Anti-Defamation League's Abraham Foxman slams 'inappropriate, stereotypic' joke; Mediaite: Joke 'missing, not scrubbed
At ABC News, Jake Tapper reports, "While many in the largely Jewish audience laughed, others didn’t find it so funny, including Abraham Foxman, national director of the Anti-Defamation League of B’nai B’rith."
“It's inappropriate,” Foxman told ABC News. “it's stereotypic. Some people believe they need to start a speech with a joke; this was about the worst kind of joke the head of the National Security Council could have told.”
At Mediaite, Tommy Christopher writes, "Politico reported that the joke was 'left out' of the White House transcript of the event, and right-wing blogs are a-burnin’ with outrage. Jones’ joke may have been ill-advised, but there doesn’t appear to be any attempt by the White House to 'scrub' it."

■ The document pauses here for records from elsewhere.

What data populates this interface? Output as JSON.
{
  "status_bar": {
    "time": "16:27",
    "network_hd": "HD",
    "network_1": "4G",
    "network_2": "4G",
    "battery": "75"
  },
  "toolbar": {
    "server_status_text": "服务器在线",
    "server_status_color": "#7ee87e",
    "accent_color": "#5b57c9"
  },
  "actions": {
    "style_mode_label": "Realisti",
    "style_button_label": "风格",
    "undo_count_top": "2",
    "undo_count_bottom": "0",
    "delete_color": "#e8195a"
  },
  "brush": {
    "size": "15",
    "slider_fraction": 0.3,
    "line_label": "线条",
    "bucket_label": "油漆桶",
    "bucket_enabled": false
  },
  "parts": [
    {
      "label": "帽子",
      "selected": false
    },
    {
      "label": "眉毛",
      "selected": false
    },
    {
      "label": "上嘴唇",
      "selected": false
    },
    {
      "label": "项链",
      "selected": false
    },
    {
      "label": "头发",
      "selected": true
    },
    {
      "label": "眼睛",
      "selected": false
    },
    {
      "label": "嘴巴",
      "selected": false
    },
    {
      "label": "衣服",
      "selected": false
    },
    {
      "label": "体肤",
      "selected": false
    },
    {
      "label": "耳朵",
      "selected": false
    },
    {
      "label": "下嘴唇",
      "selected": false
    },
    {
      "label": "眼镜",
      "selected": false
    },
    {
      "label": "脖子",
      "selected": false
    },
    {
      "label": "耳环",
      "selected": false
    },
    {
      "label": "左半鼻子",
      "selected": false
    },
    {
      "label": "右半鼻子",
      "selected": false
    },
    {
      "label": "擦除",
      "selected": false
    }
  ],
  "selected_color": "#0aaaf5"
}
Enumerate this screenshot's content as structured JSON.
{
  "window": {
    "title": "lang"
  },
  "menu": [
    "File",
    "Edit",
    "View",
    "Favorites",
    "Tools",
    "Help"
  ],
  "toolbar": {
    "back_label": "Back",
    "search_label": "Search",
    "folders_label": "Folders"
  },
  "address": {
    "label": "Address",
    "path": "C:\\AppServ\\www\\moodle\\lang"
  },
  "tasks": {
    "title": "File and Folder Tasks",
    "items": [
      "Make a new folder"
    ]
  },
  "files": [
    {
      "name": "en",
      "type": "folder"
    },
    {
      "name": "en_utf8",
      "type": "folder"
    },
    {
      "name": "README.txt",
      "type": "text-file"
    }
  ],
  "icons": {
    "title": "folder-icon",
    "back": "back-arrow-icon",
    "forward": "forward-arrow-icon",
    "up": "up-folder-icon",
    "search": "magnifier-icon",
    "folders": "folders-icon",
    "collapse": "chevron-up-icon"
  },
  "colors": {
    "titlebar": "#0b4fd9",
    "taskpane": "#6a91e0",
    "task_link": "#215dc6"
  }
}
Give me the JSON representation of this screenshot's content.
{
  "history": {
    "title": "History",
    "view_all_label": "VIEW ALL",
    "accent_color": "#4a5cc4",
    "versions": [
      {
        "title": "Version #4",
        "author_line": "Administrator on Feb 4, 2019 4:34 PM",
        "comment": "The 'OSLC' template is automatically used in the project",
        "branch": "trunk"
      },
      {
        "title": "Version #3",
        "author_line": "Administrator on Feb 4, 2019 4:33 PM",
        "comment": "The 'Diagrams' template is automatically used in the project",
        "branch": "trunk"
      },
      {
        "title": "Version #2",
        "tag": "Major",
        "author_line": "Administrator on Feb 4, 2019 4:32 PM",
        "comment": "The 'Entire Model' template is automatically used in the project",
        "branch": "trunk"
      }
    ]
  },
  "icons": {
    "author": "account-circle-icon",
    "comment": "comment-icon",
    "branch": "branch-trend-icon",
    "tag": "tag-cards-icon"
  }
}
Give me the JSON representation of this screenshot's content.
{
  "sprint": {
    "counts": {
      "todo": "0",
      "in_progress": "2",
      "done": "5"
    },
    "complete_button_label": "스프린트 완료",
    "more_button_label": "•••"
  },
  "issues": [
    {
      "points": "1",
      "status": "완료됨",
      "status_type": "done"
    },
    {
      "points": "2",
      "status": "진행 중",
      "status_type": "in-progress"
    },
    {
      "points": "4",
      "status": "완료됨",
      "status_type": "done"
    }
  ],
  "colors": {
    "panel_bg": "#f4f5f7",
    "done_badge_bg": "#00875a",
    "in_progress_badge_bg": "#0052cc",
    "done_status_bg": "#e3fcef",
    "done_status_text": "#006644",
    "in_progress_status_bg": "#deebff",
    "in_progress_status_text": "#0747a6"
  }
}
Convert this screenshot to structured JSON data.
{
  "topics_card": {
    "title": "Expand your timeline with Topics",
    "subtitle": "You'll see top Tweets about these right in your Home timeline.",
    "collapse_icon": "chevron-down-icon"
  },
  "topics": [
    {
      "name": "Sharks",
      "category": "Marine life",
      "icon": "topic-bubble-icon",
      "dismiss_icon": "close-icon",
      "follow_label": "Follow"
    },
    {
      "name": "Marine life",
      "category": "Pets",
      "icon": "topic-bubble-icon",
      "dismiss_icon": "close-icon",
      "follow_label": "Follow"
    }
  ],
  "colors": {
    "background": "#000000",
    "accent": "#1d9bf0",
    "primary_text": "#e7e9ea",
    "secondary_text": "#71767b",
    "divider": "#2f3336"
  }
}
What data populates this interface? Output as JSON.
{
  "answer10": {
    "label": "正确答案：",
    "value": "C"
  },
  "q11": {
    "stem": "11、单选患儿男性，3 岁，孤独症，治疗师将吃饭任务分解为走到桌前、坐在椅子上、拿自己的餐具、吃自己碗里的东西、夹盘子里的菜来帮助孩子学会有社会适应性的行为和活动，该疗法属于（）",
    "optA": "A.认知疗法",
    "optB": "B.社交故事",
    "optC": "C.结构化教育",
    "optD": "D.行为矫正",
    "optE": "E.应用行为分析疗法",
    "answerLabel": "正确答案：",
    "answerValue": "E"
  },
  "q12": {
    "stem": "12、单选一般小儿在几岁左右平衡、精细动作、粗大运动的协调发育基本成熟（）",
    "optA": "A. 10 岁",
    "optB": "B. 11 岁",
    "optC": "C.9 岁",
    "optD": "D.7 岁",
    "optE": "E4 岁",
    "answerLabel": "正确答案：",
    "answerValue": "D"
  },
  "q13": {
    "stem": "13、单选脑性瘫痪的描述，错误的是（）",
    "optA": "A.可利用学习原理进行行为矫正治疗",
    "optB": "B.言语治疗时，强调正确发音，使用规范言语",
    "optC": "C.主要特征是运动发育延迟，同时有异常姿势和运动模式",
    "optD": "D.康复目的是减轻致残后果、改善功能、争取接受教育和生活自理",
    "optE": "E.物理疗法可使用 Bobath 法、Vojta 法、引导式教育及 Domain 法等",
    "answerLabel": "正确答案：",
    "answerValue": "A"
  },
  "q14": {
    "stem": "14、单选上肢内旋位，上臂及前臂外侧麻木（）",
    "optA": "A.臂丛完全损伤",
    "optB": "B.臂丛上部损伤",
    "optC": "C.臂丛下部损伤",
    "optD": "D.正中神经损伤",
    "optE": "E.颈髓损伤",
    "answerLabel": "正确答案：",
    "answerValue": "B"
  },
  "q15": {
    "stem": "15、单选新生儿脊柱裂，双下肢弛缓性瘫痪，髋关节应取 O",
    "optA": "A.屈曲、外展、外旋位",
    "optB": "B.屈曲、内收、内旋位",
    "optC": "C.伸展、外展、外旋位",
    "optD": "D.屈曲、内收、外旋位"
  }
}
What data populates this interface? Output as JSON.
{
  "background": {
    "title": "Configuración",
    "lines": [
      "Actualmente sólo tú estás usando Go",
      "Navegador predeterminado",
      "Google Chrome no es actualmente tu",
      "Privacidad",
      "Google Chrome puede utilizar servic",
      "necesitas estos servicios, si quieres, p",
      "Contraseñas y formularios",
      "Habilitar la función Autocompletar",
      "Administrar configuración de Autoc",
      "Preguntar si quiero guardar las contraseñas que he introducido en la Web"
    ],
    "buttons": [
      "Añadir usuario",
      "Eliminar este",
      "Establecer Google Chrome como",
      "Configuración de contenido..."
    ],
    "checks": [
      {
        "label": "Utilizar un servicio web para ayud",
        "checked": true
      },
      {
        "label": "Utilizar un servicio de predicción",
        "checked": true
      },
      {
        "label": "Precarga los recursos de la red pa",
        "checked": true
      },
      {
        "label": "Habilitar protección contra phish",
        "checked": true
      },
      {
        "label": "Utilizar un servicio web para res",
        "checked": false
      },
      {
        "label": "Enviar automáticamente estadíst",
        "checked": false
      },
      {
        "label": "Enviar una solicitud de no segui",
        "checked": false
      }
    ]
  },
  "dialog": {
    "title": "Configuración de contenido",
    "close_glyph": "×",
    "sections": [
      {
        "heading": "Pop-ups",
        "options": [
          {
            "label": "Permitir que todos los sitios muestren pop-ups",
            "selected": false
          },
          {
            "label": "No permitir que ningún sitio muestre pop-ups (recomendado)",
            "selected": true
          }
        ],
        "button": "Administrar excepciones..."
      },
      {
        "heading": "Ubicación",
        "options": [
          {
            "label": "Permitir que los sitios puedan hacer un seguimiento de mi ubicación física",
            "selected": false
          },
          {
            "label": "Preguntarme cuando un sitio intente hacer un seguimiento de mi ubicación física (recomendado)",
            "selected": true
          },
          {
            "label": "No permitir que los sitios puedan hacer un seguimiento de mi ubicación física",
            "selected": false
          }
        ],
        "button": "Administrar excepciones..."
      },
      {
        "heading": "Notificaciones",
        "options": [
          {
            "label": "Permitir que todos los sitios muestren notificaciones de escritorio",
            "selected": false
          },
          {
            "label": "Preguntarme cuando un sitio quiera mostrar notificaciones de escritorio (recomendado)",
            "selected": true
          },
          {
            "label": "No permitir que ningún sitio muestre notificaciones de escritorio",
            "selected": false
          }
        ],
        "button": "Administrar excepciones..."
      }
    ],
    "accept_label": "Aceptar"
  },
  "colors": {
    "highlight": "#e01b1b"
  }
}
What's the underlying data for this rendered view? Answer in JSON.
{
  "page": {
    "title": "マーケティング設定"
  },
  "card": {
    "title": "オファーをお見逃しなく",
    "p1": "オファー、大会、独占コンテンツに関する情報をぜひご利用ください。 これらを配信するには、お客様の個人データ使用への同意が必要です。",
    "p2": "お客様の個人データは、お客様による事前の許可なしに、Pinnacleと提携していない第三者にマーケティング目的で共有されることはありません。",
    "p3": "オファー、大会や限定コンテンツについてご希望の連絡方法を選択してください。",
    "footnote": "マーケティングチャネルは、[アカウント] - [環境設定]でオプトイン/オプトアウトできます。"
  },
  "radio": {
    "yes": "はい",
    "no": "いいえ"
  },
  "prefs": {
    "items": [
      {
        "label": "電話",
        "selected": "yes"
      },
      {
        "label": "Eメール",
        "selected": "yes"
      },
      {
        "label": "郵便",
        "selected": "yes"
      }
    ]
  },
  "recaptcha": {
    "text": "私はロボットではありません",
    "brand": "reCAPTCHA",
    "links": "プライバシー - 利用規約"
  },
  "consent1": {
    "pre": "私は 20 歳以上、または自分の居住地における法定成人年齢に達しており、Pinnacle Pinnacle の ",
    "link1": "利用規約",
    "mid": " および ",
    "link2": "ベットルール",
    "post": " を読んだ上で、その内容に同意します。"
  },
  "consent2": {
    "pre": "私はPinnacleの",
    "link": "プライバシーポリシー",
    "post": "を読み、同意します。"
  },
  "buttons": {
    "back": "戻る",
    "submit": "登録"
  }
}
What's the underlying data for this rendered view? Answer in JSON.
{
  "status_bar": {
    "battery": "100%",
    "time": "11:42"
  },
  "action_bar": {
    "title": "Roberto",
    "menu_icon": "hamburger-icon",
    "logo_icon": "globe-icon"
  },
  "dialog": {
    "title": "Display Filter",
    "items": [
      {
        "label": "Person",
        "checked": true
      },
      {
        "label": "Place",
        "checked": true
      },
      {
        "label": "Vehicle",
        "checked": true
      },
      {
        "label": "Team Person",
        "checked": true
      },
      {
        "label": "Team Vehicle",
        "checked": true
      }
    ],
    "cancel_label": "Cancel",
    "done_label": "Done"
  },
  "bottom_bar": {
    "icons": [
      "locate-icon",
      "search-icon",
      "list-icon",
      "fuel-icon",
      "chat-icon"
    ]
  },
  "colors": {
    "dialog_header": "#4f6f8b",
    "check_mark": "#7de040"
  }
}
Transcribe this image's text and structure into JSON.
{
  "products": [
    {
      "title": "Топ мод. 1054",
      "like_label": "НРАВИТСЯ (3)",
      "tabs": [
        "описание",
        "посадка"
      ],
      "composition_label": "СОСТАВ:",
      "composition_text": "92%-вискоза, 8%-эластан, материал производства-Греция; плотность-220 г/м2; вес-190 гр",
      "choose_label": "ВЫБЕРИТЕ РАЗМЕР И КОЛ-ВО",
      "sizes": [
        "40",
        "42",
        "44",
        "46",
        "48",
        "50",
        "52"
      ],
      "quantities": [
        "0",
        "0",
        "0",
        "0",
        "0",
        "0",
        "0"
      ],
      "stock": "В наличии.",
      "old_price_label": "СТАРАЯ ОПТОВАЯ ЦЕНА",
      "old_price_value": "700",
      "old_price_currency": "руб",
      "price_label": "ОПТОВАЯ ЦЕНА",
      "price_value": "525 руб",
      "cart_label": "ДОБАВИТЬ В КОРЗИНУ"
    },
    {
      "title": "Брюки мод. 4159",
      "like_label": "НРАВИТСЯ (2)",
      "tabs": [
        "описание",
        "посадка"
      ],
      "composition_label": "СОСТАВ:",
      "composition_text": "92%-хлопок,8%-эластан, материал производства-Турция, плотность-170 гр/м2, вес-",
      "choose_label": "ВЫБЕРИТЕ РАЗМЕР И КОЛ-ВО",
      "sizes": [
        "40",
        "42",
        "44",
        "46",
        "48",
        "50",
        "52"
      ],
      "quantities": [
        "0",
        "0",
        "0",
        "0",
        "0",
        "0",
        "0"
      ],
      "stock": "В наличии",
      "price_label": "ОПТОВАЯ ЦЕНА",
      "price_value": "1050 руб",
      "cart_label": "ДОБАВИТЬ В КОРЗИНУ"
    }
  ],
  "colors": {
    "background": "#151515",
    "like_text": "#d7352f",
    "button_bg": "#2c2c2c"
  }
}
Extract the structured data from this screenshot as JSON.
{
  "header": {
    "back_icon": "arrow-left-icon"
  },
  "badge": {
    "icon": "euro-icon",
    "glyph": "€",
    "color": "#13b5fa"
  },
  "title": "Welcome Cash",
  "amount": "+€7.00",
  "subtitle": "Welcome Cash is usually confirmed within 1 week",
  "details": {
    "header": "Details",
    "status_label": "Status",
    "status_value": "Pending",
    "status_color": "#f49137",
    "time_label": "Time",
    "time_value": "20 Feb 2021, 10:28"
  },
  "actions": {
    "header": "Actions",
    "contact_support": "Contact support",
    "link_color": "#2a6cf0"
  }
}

Conservative blogger Yid with Lid correctly points out that the video posted at the Institute’s website does omit the joke, and the transcript provided by the White House doesn’t include the joke. What he, and others, failed to check, though, was whether the transcript provided by the White House constituted “prepared remarks” or “remarks as delivered.”
A comparison of the White House transcript and the full C-Span video clearly shows that the White House transcript consisted of Jones’ prepared speech, not the speech as it was delivered. There are multiple (minor) deviations between the two from very early in the speech.
This doesn’t get the White House completely off the hook, since they did not label the transcript “as prepared for delivery,” but it does provide a certain amount of insulation from criticism. For very high-profile speeches like the State of the Union, the White House will release two transcripts, “as prepared” and “as delivered,” but not for most others.
The Mediaite columnist doesn't believe the joke is anti-Semitic, even though it seems to portray how Jewish merchants could take advantage of an Arab dying of thirst in the desert.
Christopher adds, "perhaps ethnic humor isn’t the best choice for administration officials to try out," but that "the point of the joke is the Taliban fighter’s cleverly delivered comeuppance, not the 'greed' of the merchants."
Tapper adds,
“To make fun of Jews in terms of ‘Jews won’t help you in need, Jews want to sell to you?’ Whoa!” Foxman says. “Where's the sensitivity? The irony of it is General Jones went to this forum to reach out to the Jewish community. Of all the jokes this is probably the worst one he could have picked.”
On the other hand, a Jewish member of Congress, asked for a response to Jones’ joke, told ABC News, “Lighten up.”
Some time Monday afternoon, Jones apologized for the remark in a statement, Politico's Laura Rozen reports.
“I wish that I had not made this off the cuff joke at the top of my remarks, and I apologize to anyone who was offended by it," Jones said in a statement. "It also distracted from the larger message I carried that day: that the United States commitment to Israel’s security is sacrosanct.”
....
"The apology rightly speaks for itself," White House spokesman Gibbs told reporters at the press briefing, adding that the joke didn't appear in a transcript of Jones's remarks because it wasn't a presidential event and there had been no White House stenographer present. There was no "attempt to deceive," Gibbs said.
When asked if the president or anyone asked Jones to apologize, Gibbs added, "Not that I'm aware of."
The Atlantic's Marc Ambinder writes, "It's one thing for a Jewish person to tell a schmaltzy joke involving, uh, Jewish merchants, but that stereotype is so old that even Jews don't self-mock that away anymore. That said, give the guy props for somehow making fun of the Taliban at the same time."